Softmax policy gradient is a popular algorithm for policy optimization in single-agent reinforcement learning, particularly since projection is not needed for each gradient update. However, in multi-agent systems, the lack of central coordination introduces significant additional difficulties in the convergence analysis. Even for a stochastic game with identical interest, there can be multiple Nash Equilibria (NEs), which disables proof techniques that rely on the existence of a unique global optimum. Moreover, the softmax parameterization introduces non-NE policies with zero gradient, making it difficult for gradient-based algorithms in seeking NEs. In this paper, we study the finite time convergence of decentralized softmax gradient play in a special form of game, Markov Potential Games (MPGs), which includes the identical interest game as a special case.
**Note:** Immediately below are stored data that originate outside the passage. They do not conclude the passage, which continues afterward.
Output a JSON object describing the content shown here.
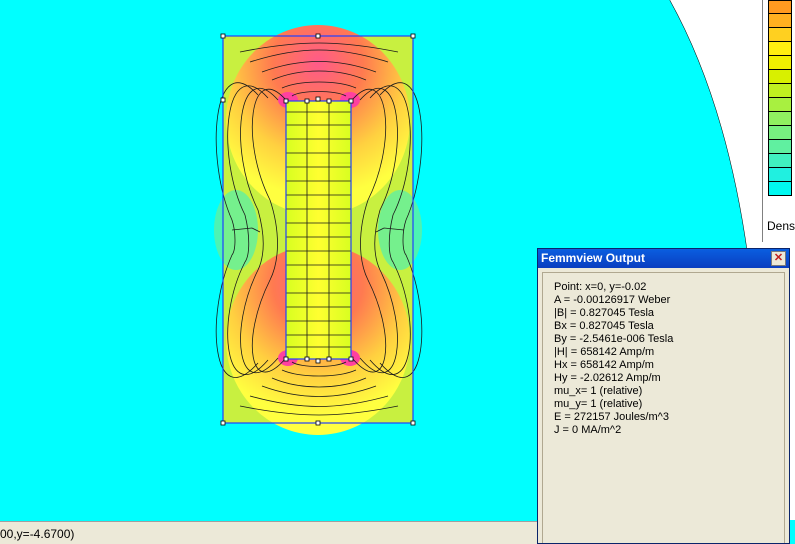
{
  "colors": {
    "background": "#00ffff",
    "low": "#00ffff",
    "mid": "#ffff00",
    "high": "#ff6a7a",
    "boundary": "#2040ff"
  },
  "legend": {
    "label": "Dens",
    "swatches": [
      "#ff9a20",
      "#ffb020",
      "#ffd020",
      "#ffee10",
      "#f0f000",
      "#d8f000",
      "#c0f020",
      "#a8f040",
      "#90f060",
      "#78f080",
      "#60f0a0",
      "#40f0c0",
      "#20f0e0",
      "#00f8f0"
    ]
  },
  "status": {
    "text": "00,y=-4.6700)"
  },
  "output_window": {
    "title": "Femmview Output",
    "lines": [
      "Point: x=0, y=-0.02",
      "A   = -0.00126917 Weber",
      "|B| = 0.827045 Tesla",
      "Bx  = 0.827045 Tesla",
      "By  = -2.5461e-006 Tesla",
      "|H| = 658142 Amp/m",
      "Hx  = 658142 Amp/m",
      "Hy  = -2.02612 Amp/m",
      "mu_x= 1 (relative)",
      "mu_y= 1 (relative)",
      "E   = 272157 Joules/m^3",
      "J   = 0 MA/m^2"
    ]
  }
}
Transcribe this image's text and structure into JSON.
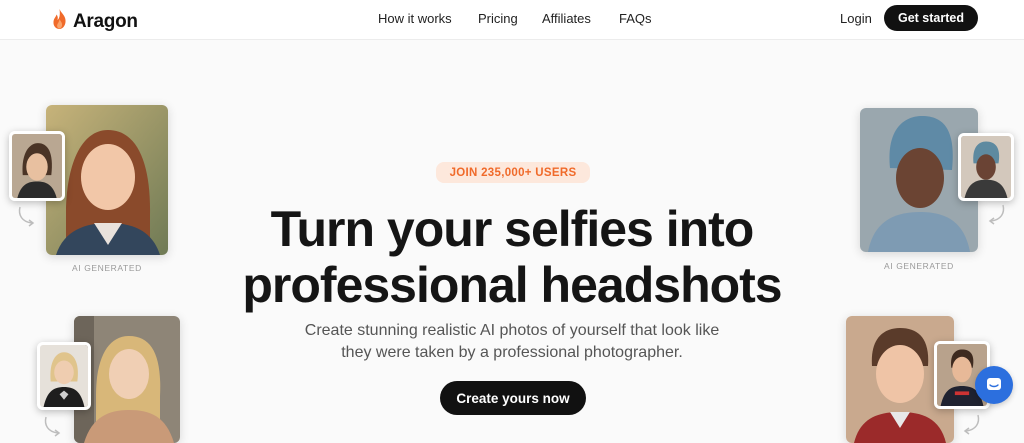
{
  "nav": {
    "brand": "Aragon",
    "links": [
      "How it works",
      "Pricing",
      "Affiliates",
      "FAQs"
    ],
    "login": "Login",
    "get_started": "Get started"
  },
  "hero": {
    "badge": "JOIN 235,000+ USERS",
    "headline_line1": "Turn your selfies into",
    "headline_line2": "professional headshots",
    "subtitle_line1": "Create stunning realistic AI photos of yourself that look like",
    "subtitle_line2": "they were taken by a professional photographer.",
    "cta": "Create yours now"
  },
  "labels": {
    "ai_generated": "AI GENERATED"
  },
  "colors": {
    "accent": "#f06a2a",
    "badge_bg": "#fde8dc",
    "dark": "#111111",
    "chat": "#2c6fde"
  },
  "icons": {
    "logo": "flame-icon",
    "chat": "chat-icon",
    "arrows": "curved-arrow-icon"
  }
}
We investigate both gradient play and natural gradient play, with and without $\log$-barrier regularization. The established convergence rates for the unregularized cases contain a trajectory-dependent constant that can be arbitrarily large, whereas the $\log$-barrier regularization overcomes this drawback, with the cost of slightly worse dependence on other factors such as the action set size. An empirical study on an identical interest matrix game confirms the theoretical findings.

翻译：软负政策梯度是单剂加固学习中政策优化的流行算法,特别是因为每个梯度更新都不需要预测。然而,在多试剂系统中,中央协调的缺乏在趋同分析中带来了更多的重大困难。即使具有相同兴趣的随机游戏,也可能存在多重Nash Equimax 政策梯度(Nes),它使依赖独特全球最佳的校准技术无法发挥作用。此外,软负负参数化引入了零梯度的非NE政策,使基于梯度的算法难以寻找NE。在本文中,我们研究了分散式软模度梯度游戏(Markov Poorlar Play)在一定时间上的趋同,其中包括相同的利息游戏(MPGs),这是一个特殊案例。我们调查了梯度游戏和自然梯度游戏(NES),而没有使用美元和美元屏障规范。非常规化案例的既定趋同率包含一个可以任意很大的轨迹常态,而基于梯度的运算法规范则克服了这一倒退。我们研究了对类似游戏的模型模型的利差研究。